We crossed the bridge over the Swale and entered into some woodland and a field before emerging onto the A6136 which we followed for a while. The next point of interest was the sewage works which we thought was alright until a sudden gust of wind reminded us of exactly what gets processed at a sewage works! It stank! Fortunately we soon left it behind and we found ourselves walking through a pretty wood with the Swale for company, but soon we were faced with a sign warning us that we were entering a military area. Slightly off putting, but we crouched low and zig zagged our way along just in case. Belatedly, realising that we probably weren’t going to be shot, we settled down back to our usual gait and soon found ourselves approaching Colburn.


We met a very friendly local man out walking and had quite a long chat. He hadn’t attempted the Coast to Coast yet but was wanting to at some stage, he wished us well and we continued on our way.

We were now flagging a little as it was quite hot again and as a consequence the last mile seemed to drag a bit. We had seen what we thought was St Giles Farm a little while back but the path took us away further from it at first and I think that didn’t help. But just around the corner there it was and after a quick short cut across what we hoped was their field we had arrived.

St Giles Farm

We were warmly welcomed by Jane and Simon and their dog who was also very friendly. We were ushered into the kitchen where tea and cakes were provided and we chatted for the best part of an hour. They mentioned that they had already seen us at the bridge in Richmond, we had apparently walked straight past them. They thought we looked lost but all we were doing was searching for a bin to put our chip papers in! We had already told them previously that our intention was to eat in Richmond, so once we had confirmed this Jane gave us some more cake to take up to the room for our tea. The room was massive and nicely decorated with some nice touches without being fussy.

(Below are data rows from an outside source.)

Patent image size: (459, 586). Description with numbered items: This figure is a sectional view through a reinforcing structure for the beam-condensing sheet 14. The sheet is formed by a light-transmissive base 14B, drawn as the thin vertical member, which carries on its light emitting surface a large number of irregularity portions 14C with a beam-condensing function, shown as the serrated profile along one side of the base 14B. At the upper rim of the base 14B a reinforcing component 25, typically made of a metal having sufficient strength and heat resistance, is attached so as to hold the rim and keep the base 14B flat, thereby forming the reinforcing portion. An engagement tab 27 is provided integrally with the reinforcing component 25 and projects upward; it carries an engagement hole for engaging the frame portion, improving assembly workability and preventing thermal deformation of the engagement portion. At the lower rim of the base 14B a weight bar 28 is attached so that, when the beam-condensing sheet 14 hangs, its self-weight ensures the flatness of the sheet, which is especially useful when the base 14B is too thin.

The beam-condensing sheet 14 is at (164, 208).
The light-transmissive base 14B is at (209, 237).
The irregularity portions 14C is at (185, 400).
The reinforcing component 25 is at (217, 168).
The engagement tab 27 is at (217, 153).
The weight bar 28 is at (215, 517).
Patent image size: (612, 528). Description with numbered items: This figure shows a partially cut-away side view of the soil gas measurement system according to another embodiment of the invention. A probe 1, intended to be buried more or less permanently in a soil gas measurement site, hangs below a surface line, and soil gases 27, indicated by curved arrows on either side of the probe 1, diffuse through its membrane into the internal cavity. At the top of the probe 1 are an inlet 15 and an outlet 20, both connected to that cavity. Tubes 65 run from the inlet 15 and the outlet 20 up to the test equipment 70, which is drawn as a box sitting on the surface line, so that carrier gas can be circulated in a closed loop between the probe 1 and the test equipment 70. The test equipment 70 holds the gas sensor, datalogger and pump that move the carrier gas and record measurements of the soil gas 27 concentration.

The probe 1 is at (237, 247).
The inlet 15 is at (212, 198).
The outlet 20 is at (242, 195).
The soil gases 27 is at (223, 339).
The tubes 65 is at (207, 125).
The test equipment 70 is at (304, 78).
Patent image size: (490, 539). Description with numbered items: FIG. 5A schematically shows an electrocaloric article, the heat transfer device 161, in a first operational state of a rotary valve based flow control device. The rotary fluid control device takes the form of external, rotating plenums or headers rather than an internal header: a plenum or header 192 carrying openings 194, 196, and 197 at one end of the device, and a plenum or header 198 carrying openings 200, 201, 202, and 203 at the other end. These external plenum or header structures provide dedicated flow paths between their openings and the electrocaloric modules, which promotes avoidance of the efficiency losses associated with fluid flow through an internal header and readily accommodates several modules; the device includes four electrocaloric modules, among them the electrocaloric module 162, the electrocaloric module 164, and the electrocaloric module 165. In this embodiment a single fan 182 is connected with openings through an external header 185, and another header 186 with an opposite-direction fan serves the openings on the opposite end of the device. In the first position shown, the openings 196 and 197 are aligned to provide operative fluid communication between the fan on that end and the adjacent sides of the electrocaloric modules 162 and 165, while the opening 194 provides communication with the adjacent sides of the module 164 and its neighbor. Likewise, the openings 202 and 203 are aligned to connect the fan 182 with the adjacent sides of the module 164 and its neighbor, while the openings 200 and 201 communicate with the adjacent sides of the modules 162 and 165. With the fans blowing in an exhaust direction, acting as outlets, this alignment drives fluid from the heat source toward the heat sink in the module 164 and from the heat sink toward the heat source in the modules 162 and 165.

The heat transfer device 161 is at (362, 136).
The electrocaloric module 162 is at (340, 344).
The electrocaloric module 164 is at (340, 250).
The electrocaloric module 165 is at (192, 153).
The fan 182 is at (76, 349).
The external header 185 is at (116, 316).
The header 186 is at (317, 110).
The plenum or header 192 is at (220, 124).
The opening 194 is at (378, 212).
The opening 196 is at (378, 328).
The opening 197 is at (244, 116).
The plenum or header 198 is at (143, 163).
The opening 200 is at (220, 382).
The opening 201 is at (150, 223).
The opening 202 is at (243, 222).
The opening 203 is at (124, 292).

We felt quite tired. Perhaps it was the first day being back in the saddle after our rest day, but it had been a varied day and perhaps that was partly why we felt like we did. Walking around Richmond, while being necessary, probably took more out of us than we thought. Another factor might have been that we didn’t stop as often as we had been doing, why I don’t know. It was only 16 miles but I suppose with the sheep and then Richmond, we just kept going.

We had left the dales behind and we were now firmly in flatter farming territory. The following day would bring the long trek across the Vale of Mowbray and I was looking forward to finding out whether it was as boring as most say it is. We had 20 miles on the flat to do surely it wouldn’t be too bad.